Naturally, five minutes after our nanny left for the day, the first spit up occurred.  At first, it was just a little blah, something that could’ve just easily be made from being jostled too much.  But since she did get it onto her clothing, I decided that it was time to change her outfit, so that she’s not sitting in bile soaked clothing.  And it was when I put her onto the changing table did things go south real fast, as the throwing up faucet was turned on, and basically everything consumed from earlier in the day began coming back out.

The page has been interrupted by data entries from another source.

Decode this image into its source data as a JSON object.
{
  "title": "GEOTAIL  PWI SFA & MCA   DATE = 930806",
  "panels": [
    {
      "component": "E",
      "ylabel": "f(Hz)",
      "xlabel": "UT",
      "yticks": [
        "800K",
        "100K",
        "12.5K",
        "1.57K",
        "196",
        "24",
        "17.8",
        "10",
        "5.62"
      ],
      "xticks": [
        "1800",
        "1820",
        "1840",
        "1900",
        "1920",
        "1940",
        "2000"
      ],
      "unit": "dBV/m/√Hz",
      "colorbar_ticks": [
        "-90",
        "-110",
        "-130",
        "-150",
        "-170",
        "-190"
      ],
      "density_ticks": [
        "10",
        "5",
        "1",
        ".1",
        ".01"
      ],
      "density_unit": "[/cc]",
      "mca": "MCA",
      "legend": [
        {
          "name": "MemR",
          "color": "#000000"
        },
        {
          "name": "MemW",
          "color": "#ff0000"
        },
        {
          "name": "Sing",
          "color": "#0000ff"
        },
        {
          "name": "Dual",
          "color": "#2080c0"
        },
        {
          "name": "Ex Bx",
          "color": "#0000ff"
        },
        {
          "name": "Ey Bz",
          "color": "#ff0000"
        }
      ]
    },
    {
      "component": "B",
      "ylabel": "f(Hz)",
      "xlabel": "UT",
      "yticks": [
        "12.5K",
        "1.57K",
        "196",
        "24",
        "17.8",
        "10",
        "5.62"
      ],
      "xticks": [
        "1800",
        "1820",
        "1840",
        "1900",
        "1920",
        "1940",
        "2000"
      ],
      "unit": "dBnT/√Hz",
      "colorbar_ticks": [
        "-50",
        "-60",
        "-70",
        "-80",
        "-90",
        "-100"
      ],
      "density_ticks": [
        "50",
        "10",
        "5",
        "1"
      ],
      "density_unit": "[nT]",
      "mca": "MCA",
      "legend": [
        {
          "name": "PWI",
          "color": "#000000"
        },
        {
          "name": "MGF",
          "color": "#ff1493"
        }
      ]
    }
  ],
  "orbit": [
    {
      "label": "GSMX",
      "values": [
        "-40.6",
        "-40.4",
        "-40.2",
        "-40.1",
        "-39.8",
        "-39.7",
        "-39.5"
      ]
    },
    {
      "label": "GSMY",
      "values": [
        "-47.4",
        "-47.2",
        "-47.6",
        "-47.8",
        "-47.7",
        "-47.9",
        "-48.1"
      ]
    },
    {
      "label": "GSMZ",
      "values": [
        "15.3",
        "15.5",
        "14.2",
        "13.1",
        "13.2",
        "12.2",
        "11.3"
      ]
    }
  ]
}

Frankly, this was worse than the first incident in my opinion, because at least then, she barfed like 4-5 times and then it all appeared to be over.  This next hour for me, was 4-5 and then some, but worse off, was the physical demeanor and behavior in my child that freaked me the fuck out, and I didn’t really think twice about taking her to the doctor instead of waiting around and hoping for improvement.  She was very pale and most frighteningly, lethargic, and I wasn’t going to sit idle if she were on the verge of degenerating into something worse.

Driving to the doctor was an even more scary experience as I watched her in the baby mirror appearing to drift in and out of consciousness.  Worse was, if anything happened, I’d have to have a lengthy delay of finding somewhere to pull over, get out of the car and rushing to the opposite side to tend to her, and every time her eyes closed and her head lulled to the side, I was scared out of my mind.  Fortunately, we made it to the clinic fairly expediently, and her eyes were open by the time I got her out of the car.

Ultimately, the doctor’s diagnosis was some bad nausea and dehydration on account of all the vomiting.  Obviously, egg is off the table until god knows when, regardless of if anyone gave me a timeline, I think we’re going to stay away from egg and egg products until she’s like 26, and this was an invaluable lesson learned as parents.  As terrible as a lot of the circumstances were, the experience gained was definitely a positive.

But damn, are these the things that definitely make being parents for the first time, truly bonkers at times.